In the dock were three former ministers, Claes, of the Flemish Socialist Party (SP), Guy Coeme, of the Francophone Socialists (PS), and the latter's former leader, Guy Spittaels, as well as several former party officials.

Also charged were two multimillionaires, Dassault, who flew in daily to the trial on his private jet from Paris, and the head of Agusta, Rafaello Teti, who died of a heart attack in August at the age of 72.

The case arose out of the suspicious awarding by the Belgian government of a contract to supply 46 helicopters to Agusta in 1988. Italian investigations into the company revealed substantial payments to the PS.

Raids on the SP headquarters in 1995 also produced evidence of payments to the party by Dassault in return for a contract to supply electronic equipment for warplanes.

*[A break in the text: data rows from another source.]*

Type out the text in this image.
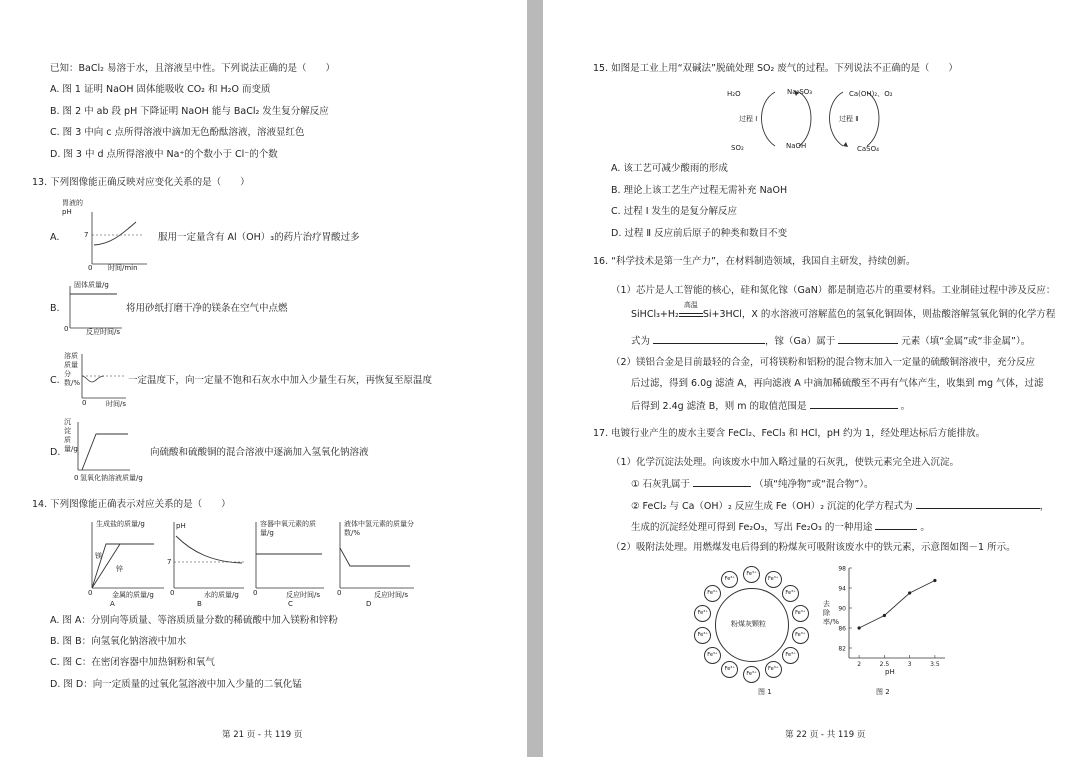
已知：BaCl₂ 易溶于水，且溶液呈中性。下列说法正确的是（　　）
A. 图 1 证明 NaOH 固体能吸收 CO₂ 和 H₂O 而变质
B. 图 2 中 ab 段 pH 下降证明 NaOH 能与 BaCl₂ 发生复分解反应
C. 图 3 中向 c 点所得溶液中滴加无色酚酞溶液，溶液显红色
D. 图 3 中 d 点所得溶液中 Na⁺的个数小于 Cl⁻的个数
13. 下列图像能正确反映对应变化关系的是（　　）
A.
胃液的 pH
7
0 时间/min
服用一定量含有 Al（OH）₃的药片治疗胃酸过多
B.
固体质量/g
0	反应时间/s
将用砂纸打磨干净的镁条在空气中点燃
C.
溶质质量分数/%
0	时间/s
一定温度下，向一定量不饱和石灰水中加入少量生石灰，再恢复至原温度
D.
沉淀质量/g
0 氢氧化钠溶液质量/g
向硫酸和硫酸铜的混合溶液中逐滴加入氢氧化钠溶液
14. 下列图像能正确表示对应关系的是（　　）
生成盐的质量/g
镁
锌
0	金属的质量/g
A
pH
7
0	水的质量/g
B
容器中氧元素的质量/g
0	反应时间/s
C
液体中氢元素的质量分数/%
0	反应时间/s
D
A. 图 A：分别向等质量、等溶质质量分数的稀硫酸中加入镁粉和锌粉
B. 图 B：向氢氧化钠溶液中加水
C. 图 C：在密闭容器中加热铜粉和氧气
D. 图 D：向一定质量的过氧化氢溶液中加入少量的二氧化锰
第 21 页 - 共 119 页
15. 如图是工业上用“双碱法”脱硫处理 SO₂ 废气的过程。下列说法不正确的是（　　）
H₂O	Na₂SO₃	Ca(OH)₂、O₂
过程 Ⅰ	过程 Ⅱ
SO₂	NaOH	CaSO₄
A. 该工艺可减少酸雨的形成
B. 理论上该工艺生产过程无需补充 NaOH
C. 过程 Ⅰ 发生的是复分解反应
D. 过程 Ⅱ 反应前后原子的种类和数目不变
16. “科学技术是第一生产力”，在材料制造领域，我国自主研发，持续创新。
（1）芯片是人工智能的核心，硅和氮化镓（GaN）都是制造芯片的重要材料。工业制硅过程中涉及反应：
SiHCl₃+H₂
高温
Si+3HCl，X 的水溶液可溶解蓝色的氢氧化铜固体，则盐酸溶解氢氧化铜的化学方程
式为	，镓（Ga）属于	元素（填“金属”或“非金属”）。
（2）镁铝合金是目前最轻的合金，可将镁粉和铝粉的混合物末加入一定量的硫酸铜溶液中，充分反应
后过滤，得到 6.0g 滤渣 A，再向滤液 A 中滴加稀硫酸至不再有气体产生，收集到 mg 气体，过滤
后得到 2.4g 滤渣 B，则 m 的取值范围是	。
17. 电镀行业产生的废水主要含 FeCl₂、FeCl₃ 和 HCl，pH 约为 1，经处理达标后方能排放。
（1）化学沉淀法处理。向该废水中加入略过量的石灰乳，使铁元素完全进入沉淀。
① 石灰乳属于	（填“纯净物”或“混合物”）。
② FeCl₂ 与 Ca（OH）₂ 反应生成 Fe（OH）₂ 沉淀的化学方程式为	，
生成的沉淀经处理可得到 Fe₂O₃，写出 Fe₂O₃ 的一种用途	。
（2）吸附法处理。用燃煤发电后得到的粉煤灰可吸附该废水中的铁元素，示意图如图－1 所示。
粉煤灰颗粒
Fe³⁺
Fe³⁺
Fe³⁺
Fe³⁺
Fe³⁺
Fe³⁺
Fe³⁺
Fe³⁺
Fe³⁺
Fe³⁺
Fe³⁺
Fe³⁺
Fe³⁺
Fe³⁺
图 1
82
86
90
94
98
2	2.5	3	3.5
去除率/%
pH
图 2
第 22 页 - 共 119 页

So far only Luc Wallyn, a former assistant SP treasurer had admitted personally benefiting from the money although the amount he took is disputed with the prosecution suggesting up to £800,000.

Although they denied wrongdoing Spitaels and Coeme were forced to resign as ministers in 1994, and Claes a year later from his job as Secretary-General of NATO. The scandal which has cast a pall over Belgian politics for nearly a decade has been linked directly to the suicide of one senior military officer and indirectly to the still unsolved murder of a former minister.

Claes had difficulty explaining two payments into his personal account in 1988 and 1992 of £30,000 and £60,000 respectively. In his first statement he claimed that his wife had saved the money in a drawer over the course of 25 years from her housekeeping, but was unable to explain why bank records showed that most of the notes were printed in 1988.

Subsequently he claimed it was unspent SP election money which he was holding for the party which had never asked him for it back. His lawyer, who described Claes as a "Dreyfus", had also unsuccessfully attempted to discredit prosecution witness, Mr Roberto Baldini, who had given evidence that Claes had met in secret with the head of Agusta before the awarding of the contract.

The most senior of the Belgian accused, Guy Spittaels, the former SP leader, is probably the luckiest in escaping a custodial sentence. He was described by Ms Liekendael as the "Mephistophelean puppeteer" at the centre of the scandal and spent his trial resolutely distancing himself from the minions who did his dirty work.

The judgment came after a 2 1/2 month trial starting on September 2nd, and 42 hearings over five weeks of deliberations by the 15-judge appeals panel. It was probably the most expensive court case in the history of the state, costing an estimated £1.2 million.

The scandal has had a profound impact on public perceptions of Belgian politics - one of the most telling moments in the trial was the revelation that Dassault admitted during interrogation in 1995 that "backhanders, everyone's at it". Few were surprised. Voting figures show an otherwise extraordinary willingness to forgive the Socialists. Ten years on, although Belgium has significantly cleaned up its act on party financing, public confidence was shaken again by the events surrounding the Dutroux affair, evidence again that reform does not come easy here.